People felt safe and staff knew how to raise any concerns to protect people from harm. We saw that risk assessments were in place to provide guidance to the equipment which was provided. When required staff had raised concerns and other equipment had been provided to support people. People told us they received support from a regular group of carers. The service ensured there was a thorough recruitment check undertaken before staff commenced their employment. When medicine support was required we saw that it was provided to meet individual’s level of support.

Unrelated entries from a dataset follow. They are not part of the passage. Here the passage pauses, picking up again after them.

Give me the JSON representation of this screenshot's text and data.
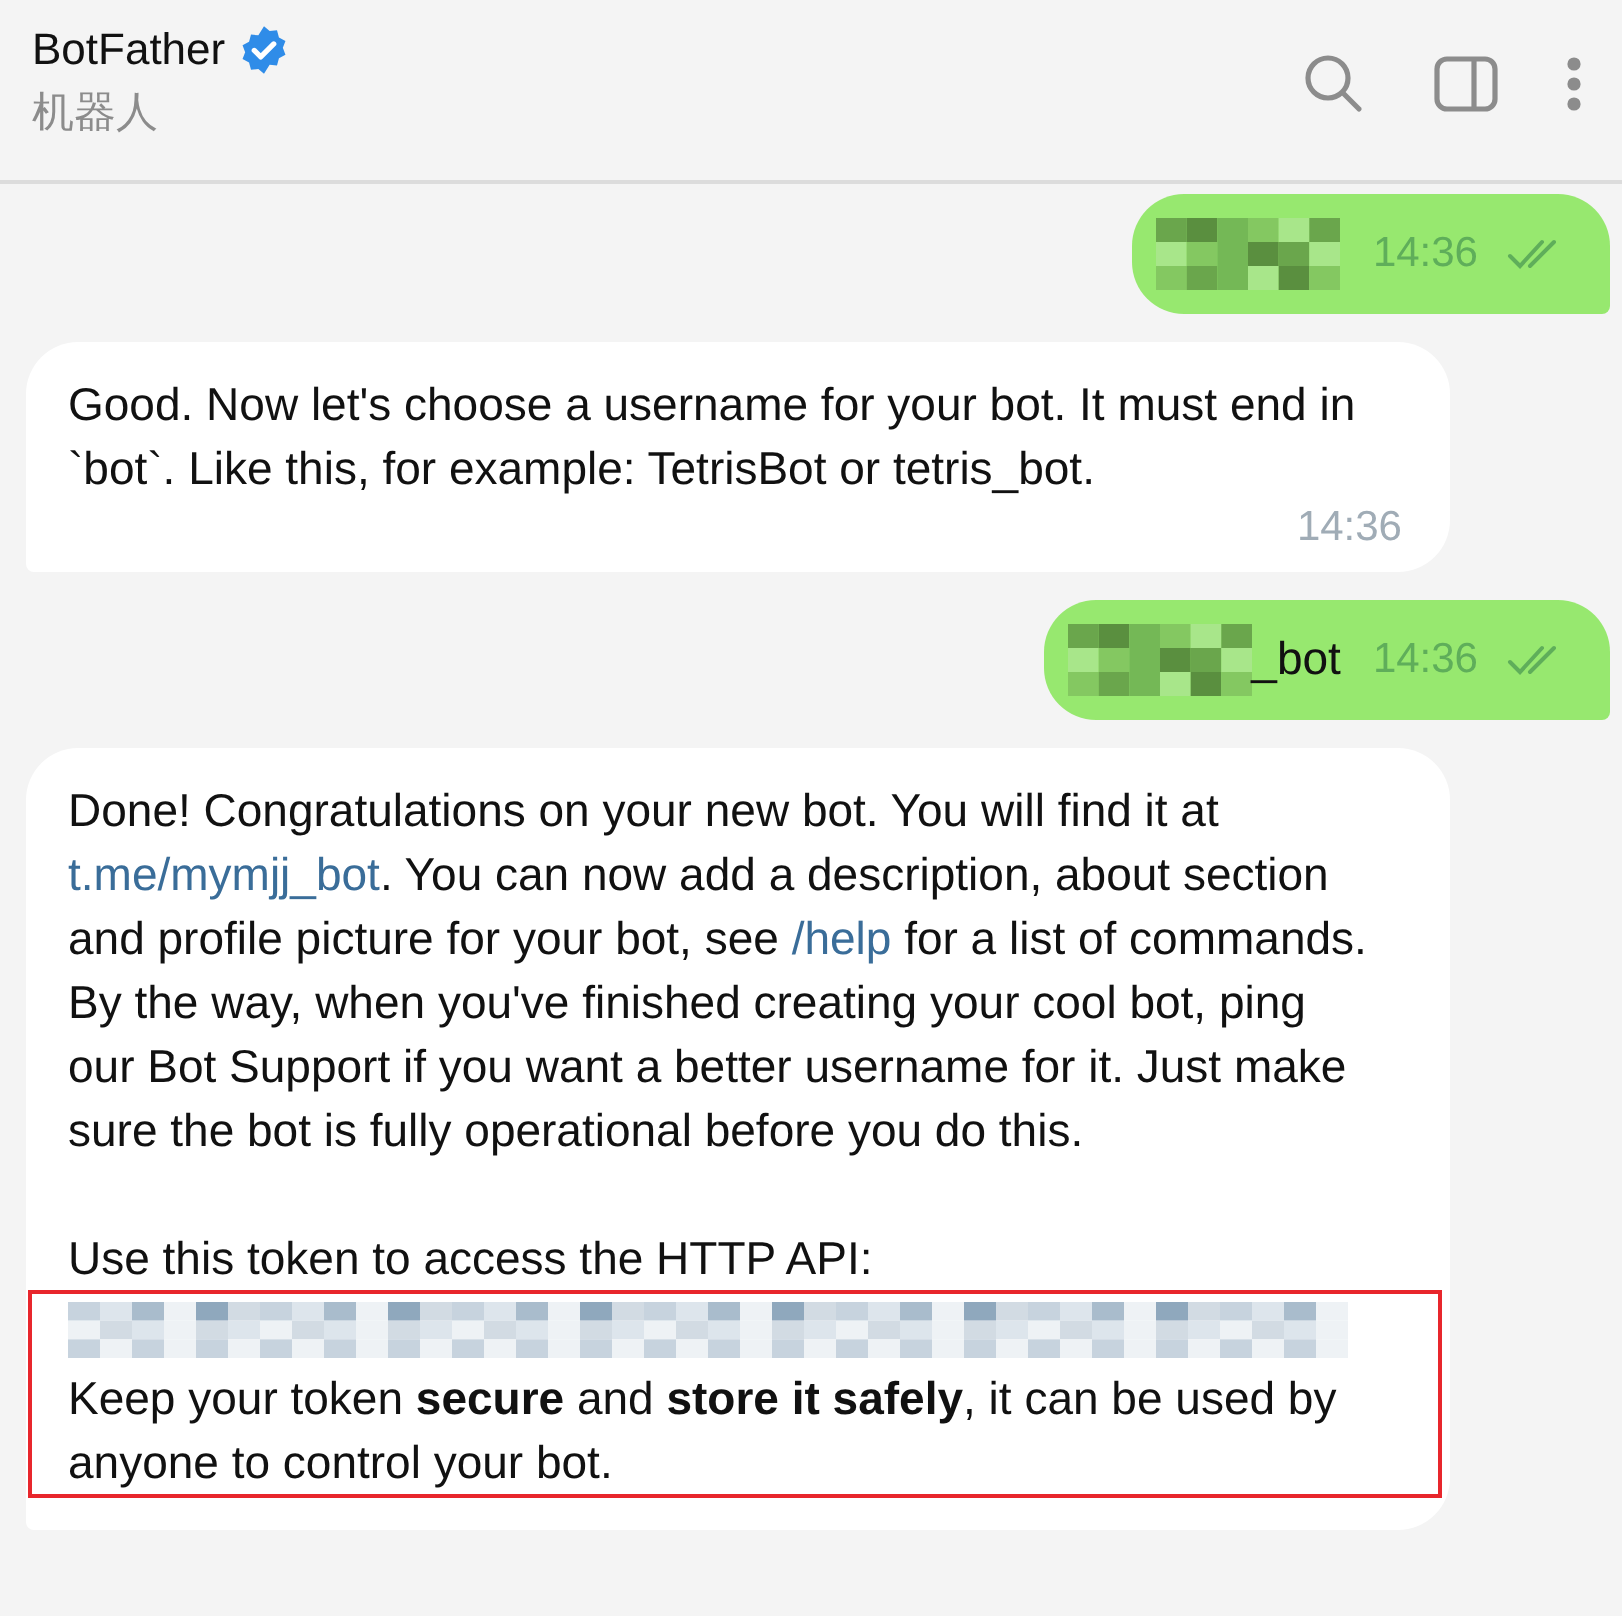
{
  "header": {
    "title": "BotFather",
    "verified": true,
    "subtitle": "机器人"
  },
  "messages": [
    {
      "kind": "outgoing",
      "redacted": true,
      "time": "14:36",
      "read": true
    },
    {
      "kind": "incoming",
      "blocks": [
        {
          "kind": "text",
          "highlighted": false,
          "segments": [
            {
              "text": "Good. Now let's choose a username for your bot. It must end in `bot`. Like this, for example: TetrisBot or tetris_bot."
            }
          ]
        }
      ],
      "time": "14:36"
    },
    {
      "kind": "outgoing",
      "redacted": true,
      "suffix": "_bot",
      "time": "14:36",
      "read": true
    },
    {
      "kind": "incoming",
      "blocks": [
        {
          "kind": "text",
          "highlighted": false,
          "segments": [
            {
              "text": "Done! Congratulations on your new bot. You will find it at "
            },
            {
              "link": "t.me/mymjj_bot"
            },
            {
              "text": ". You can now add a description, about section and profile picture for your bot, see "
            },
            {
              "link": "/help"
            },
            {
              "text": " for a list of commands. By the way, when you've finished creating your cool bot, ping our Bot Support if you want a better username for it. Just make sure the bot is fully operational before you do this."
            }
          ]
        },
        {
          "kind": "text",
          "highlighted": false,
          "segments": [
            {
              "text": "Use this token to access the HTTP API:"
            }
          ]
        },
        {
          "kind": "redacted",
          "highlighted": true
        },
        {
          "kind": "text",
          "highlighted": true,
          "segments": [
            {
              "text": "Keep your token **secure** and **store it safely**, it can be used by anyone to control your bot."
            }
          ]
        }
      ]
    }
  ]
}
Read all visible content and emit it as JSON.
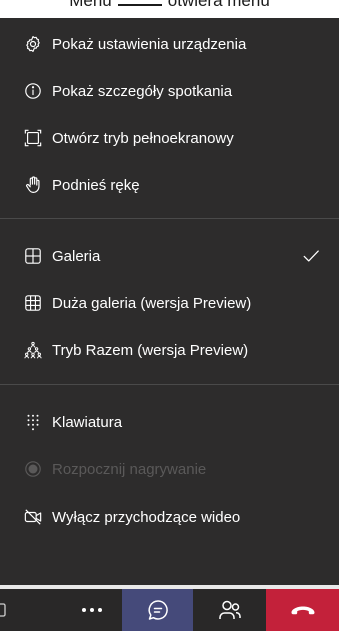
{
  "caption": {
    "left": "Menu",
    "right": "otwiera menu"
  },
  "menu": {
    "group1": [
      {
        "label": "Pokaż ustawienia urządzenia",
        "icon": "settings-gear-icon"
      },
      {
        "label": "Pokaż szczegóły spotkania",
        "icon": "info-icon"
      },
      {
        "label": "Otwórz tryb pełnoekranowy",
        "icon": "fullscreen-icon"
      },
      {
        "label": "Podnieś rękę",
        "icon": "raise-hand-icon"
      }
    ],
    "group2": [
      {
        "label": "Galeria",
        "icon": "gallery-grid-icon",
        "checked": true
      },
      {
        "label": "Duża galeria (wersja Preview)",
        "icon": "large-gallery-icon"
      },
      {
        "label": "Tryb Razem (wersja Preview)",
        "icon": "together-mode-icon"
      }
    ],
    "group3": [
      {
        "label": "Klawiatura",
        "icon": "keypad-icon"
      },
      {
        "label": "Rozpocznij nagrywanie",
        "icon": "record-icon",
        "disabled": true
      },
      {
        "label": "Wyłącz przychodzące wideo",
        "icon": "video-off-icon"
      }
    ]
  },
  "toolbar": {
    "items": [
      "more-options-button",
      "chat-button",
      "participants-button",
      "hang-up-button"
    ]
  },
  "colors": {
    "menu_bg": "#2d2c2c",
    "text": "#ffffff",
    "disabled_text": "#5a5959",
    "chat_active": "#454a7a",
    "hangup": "#c3213a"
  }
}
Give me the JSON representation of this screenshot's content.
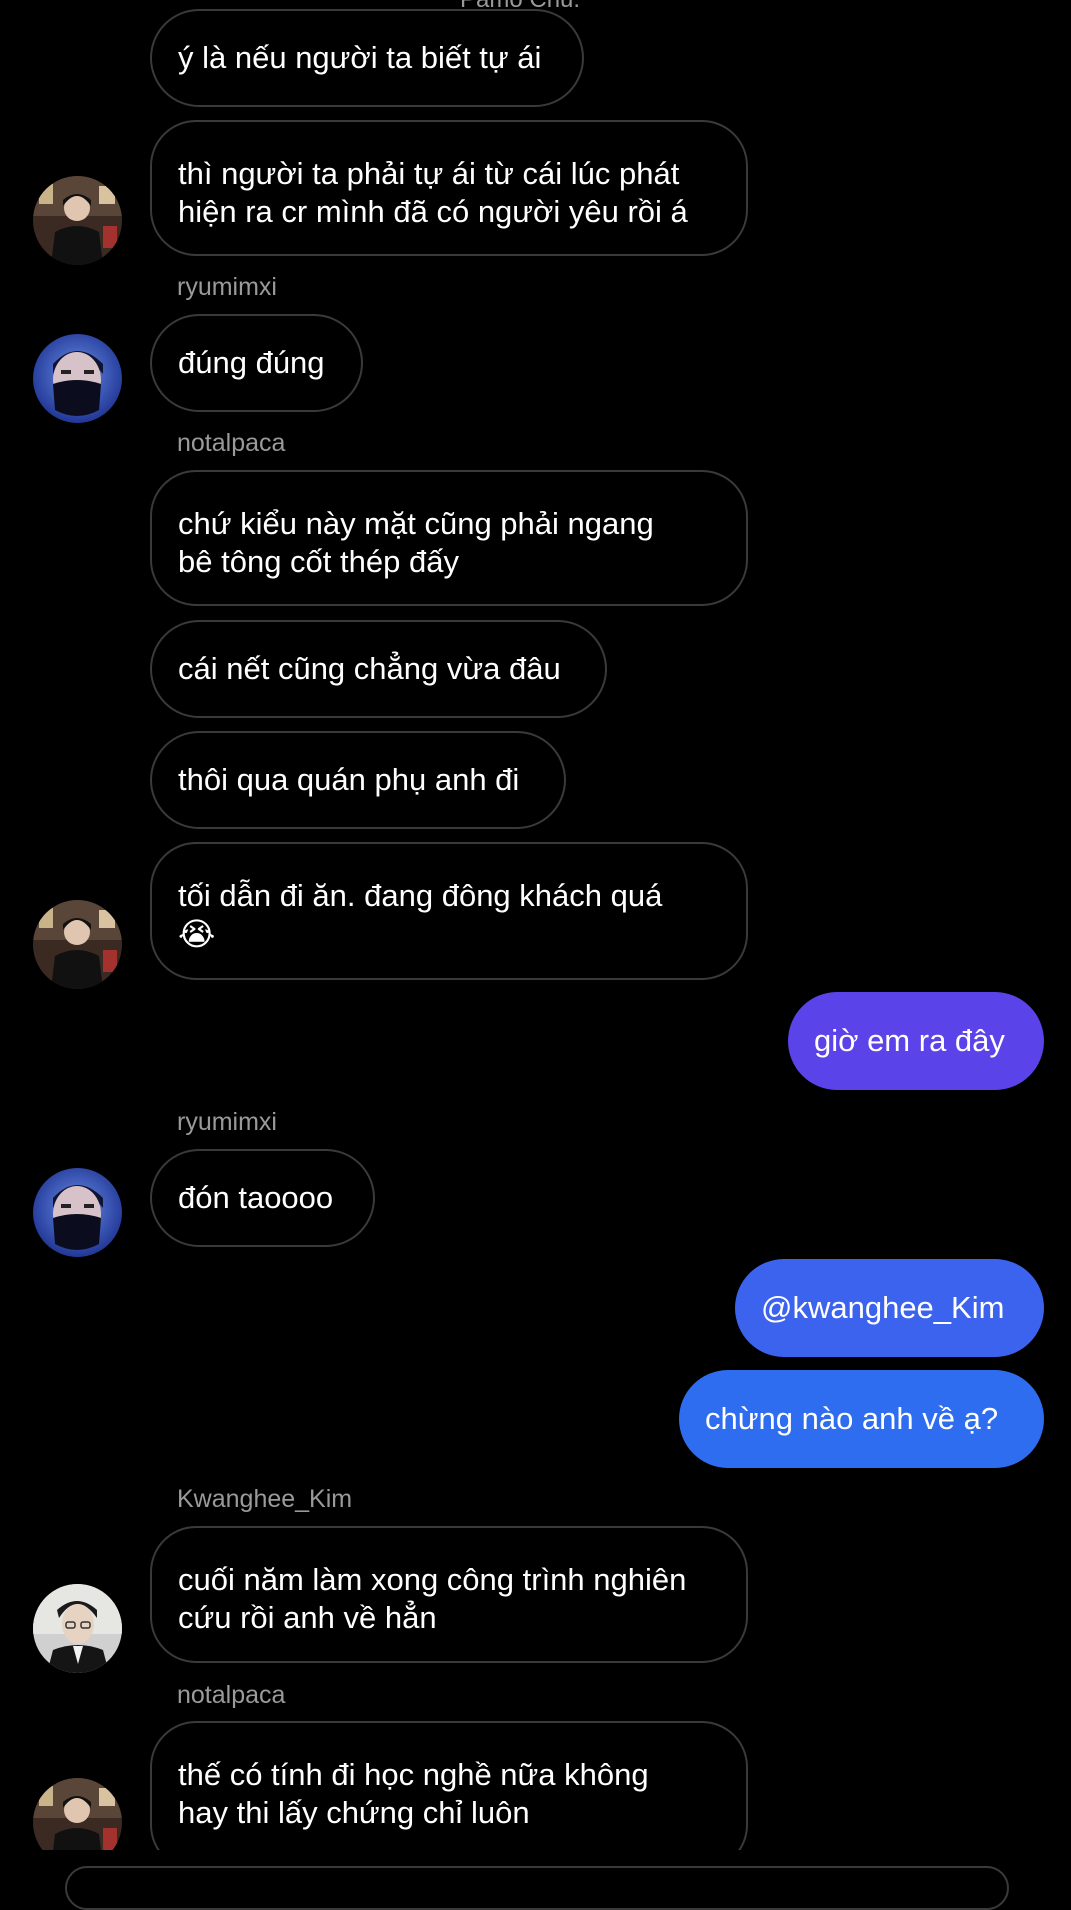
{
  "top_partial_name": "Pamo Chu.",
  "messages": [
    {
      "text": "ý là nếu người ta biết tự ái"
    },
    {
      "text": "thì người ta phải tự ái từ cái lúc phát\nhiện ra cr mình đã có người yêu rồi á"
    },
    {
      "sender": "ryumimxi",
      "text": "đúng đúng"
    },
    {
      "sender": "notalpaca",
      "text": "chứ kiểu này mặt cũng phải ngang\nbê tông cốt thép đấy"
    },
    {
      "text": "cái nết cũng chẳng vừa đâu"
    },
    {
      "text": "thôi qua quán phụ anh đi"
    },
    {
      "text": "tối dẫn đi ăn. đang đông khách quá",
      "emoji": "😭"
    },
    {
      "text": "giờ em ra đây"
    },
    {
      "sender": "ryumimxi",
      "text": "đón taoooo"
    },
    {
      "text": "@kwanghee_Kim"
    },
    {
      "text": "chừng nào anh về ạ?"
    },
    {
      "sender": "Kwanghee_Kim",
      "text": "cuối năm làm xong công trình nghiên\ncứu rồi anh về hẳn"
    },
    {
      "sender": "notalpaca",
      "text": "thế có tính đi học nghề nữa không\nhay thi lấy chứng chỉ luôn"
    }
  ],
  "colors": {
    "outgoing_top": "#5a43e8",
    "outgoing_mid": "#3c63ee",
    "outgoing_bottom": "#2f6df0",
    "incoming_border": "#3a3a3a",
    "username": "#9a9a9a"
  },
  "icons": {
    "avatar_notalpaca": "person-photo",
    "avatar_ryumimxi": "masked-person-photo",
    "avatar_kwanghee": "person-photo"
  }
}
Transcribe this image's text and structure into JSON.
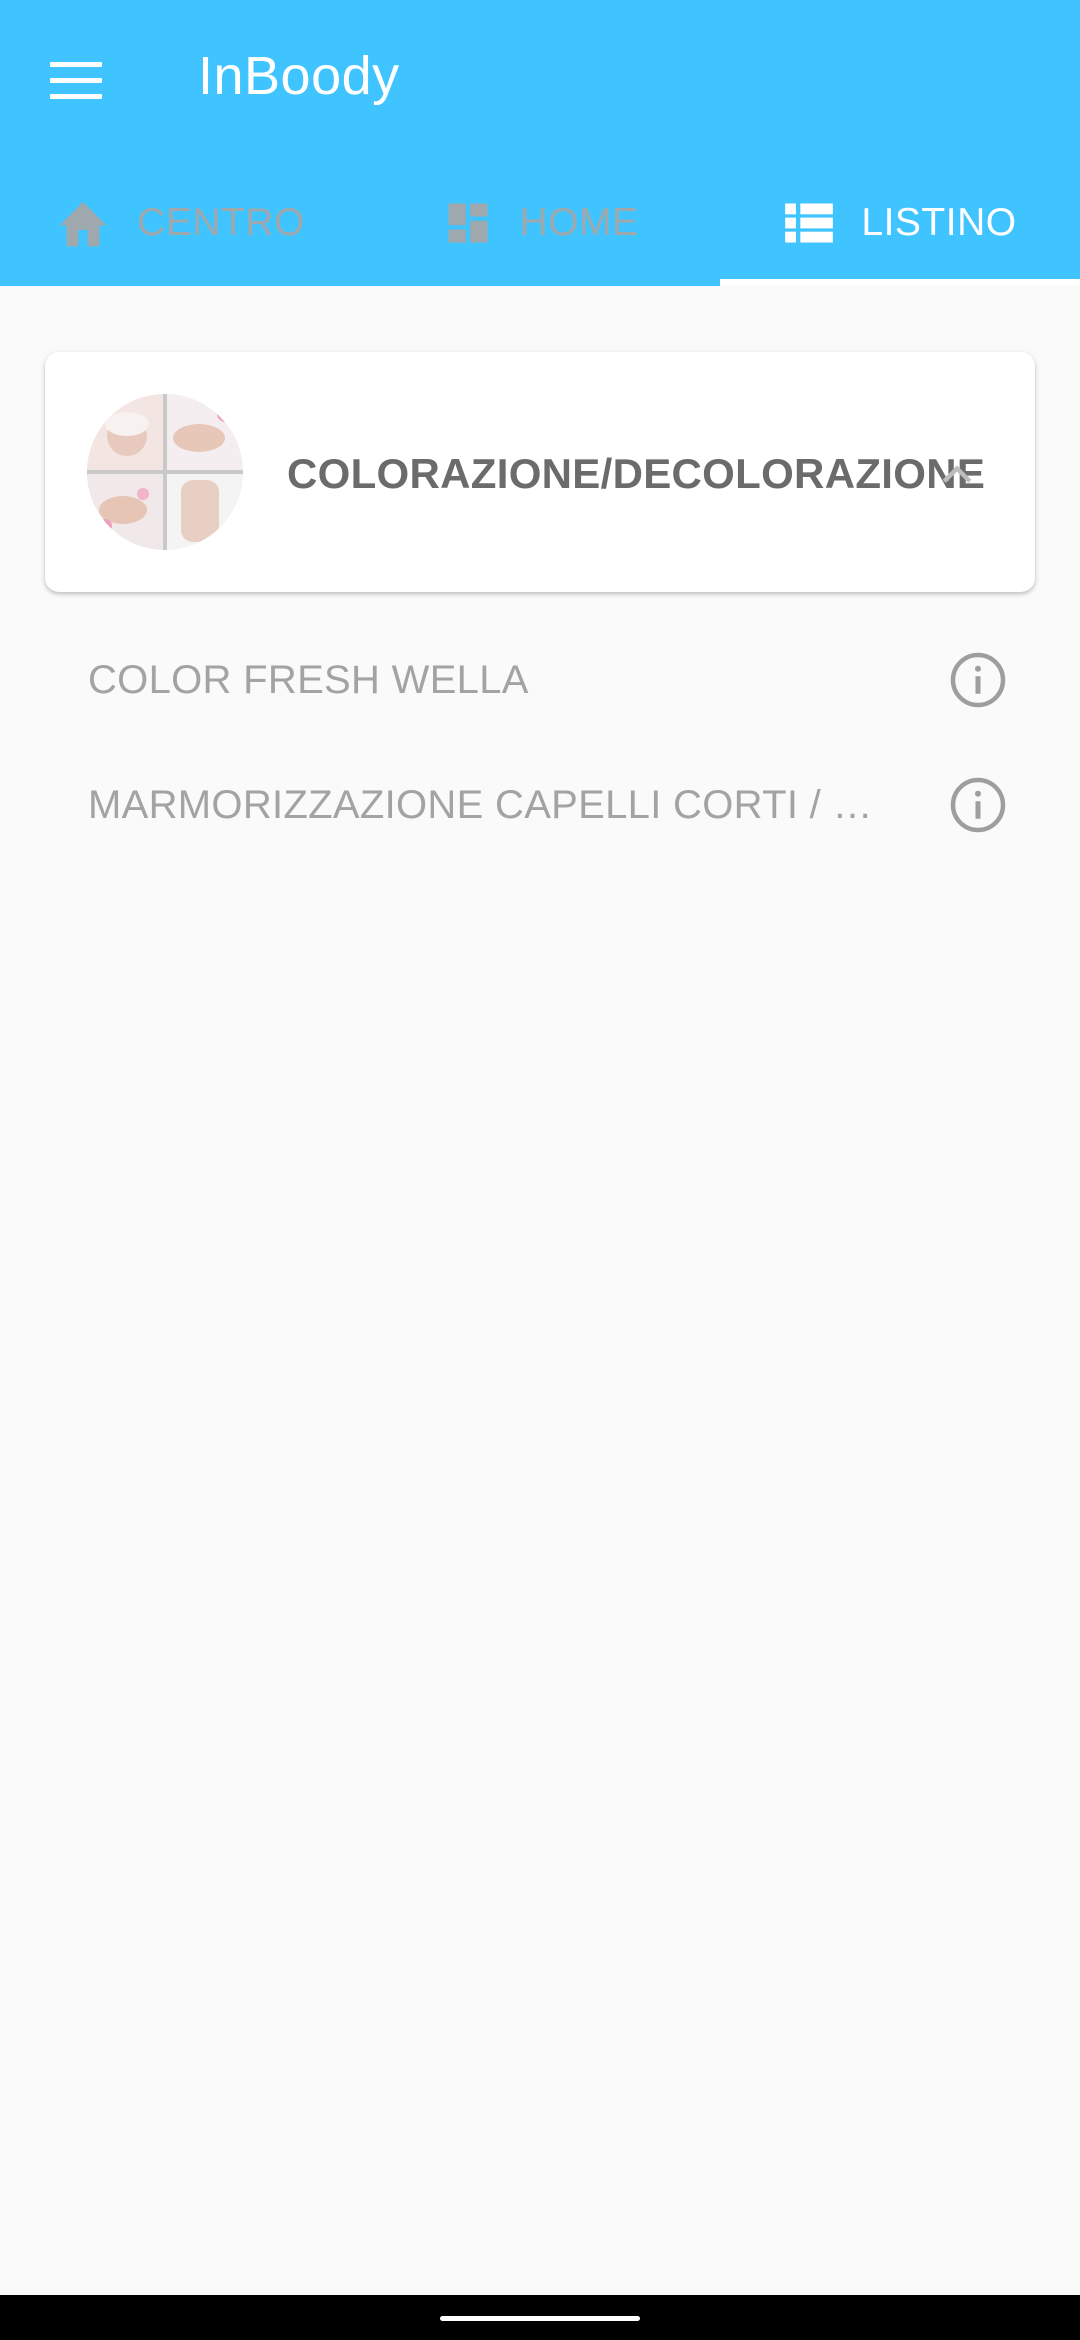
{
  "app": {
    "title": "InBoody",
    "accent_color": "#40c4ff",
    "menu_icon": "menu-icon"
  },
  "tabs": [
    {
      "label": "CENTRO",
      "icon": "home-icon",
      "active": false
    },
    {
      "label": "HOME",
      "icon": "dashboard-icon",
      "active": false
    },
    {
      "label": "LISTINO",
      "icon": "list-icon",
      "active": true
    }
  ],
  "category": {
    "title": "COLORAZIONE/DECOLORAZIONE",
    "image": "beauty-collage-avatar",
    "expanded": true,
    "toggle_icon": "chevron-up-icon"
  },
  "items": [
    {
      "label": "COLOR FRESH WELLA",
      "icon": "info-icon"
    },
    {
      "label": "MARMORIZZAZIONE CAPELLI CORTI / …",
      "icon": "info-icon"
    }
  ]
}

Staff had received training to support people’s needs and new staff received an induction to enable them to be confident in their role. This involved a training package, support from experienced staff and continued support. Staff knew about people’s individual capacity to make decisions and understood their responsibilities to support people and when relevant best interest decisions had been made. Where required people received a choice of meals and records were maintained to support people’s nutrition. People were supported to maintain their health and wellbeing with ongoing healthcare support.

People had established positive caring relationships with the staff. People were encouraged to be independent and have their needs met in a way they choose. Respect for the person was maintained and people’s dignity was upheld.

Assessments and person centred care plans had been completed to identify the care needs of the person. The service supported people to pursue their hobbies and interests. A complaints procedure was available and any concerns raised had been addressed.

The service had an open approach and clear values which staff felt supported them in their role. People were given the opportunity to provide feedback on their care and the service. A range of audits were used to monitor the quality of the service and were used to develop improvements to the service.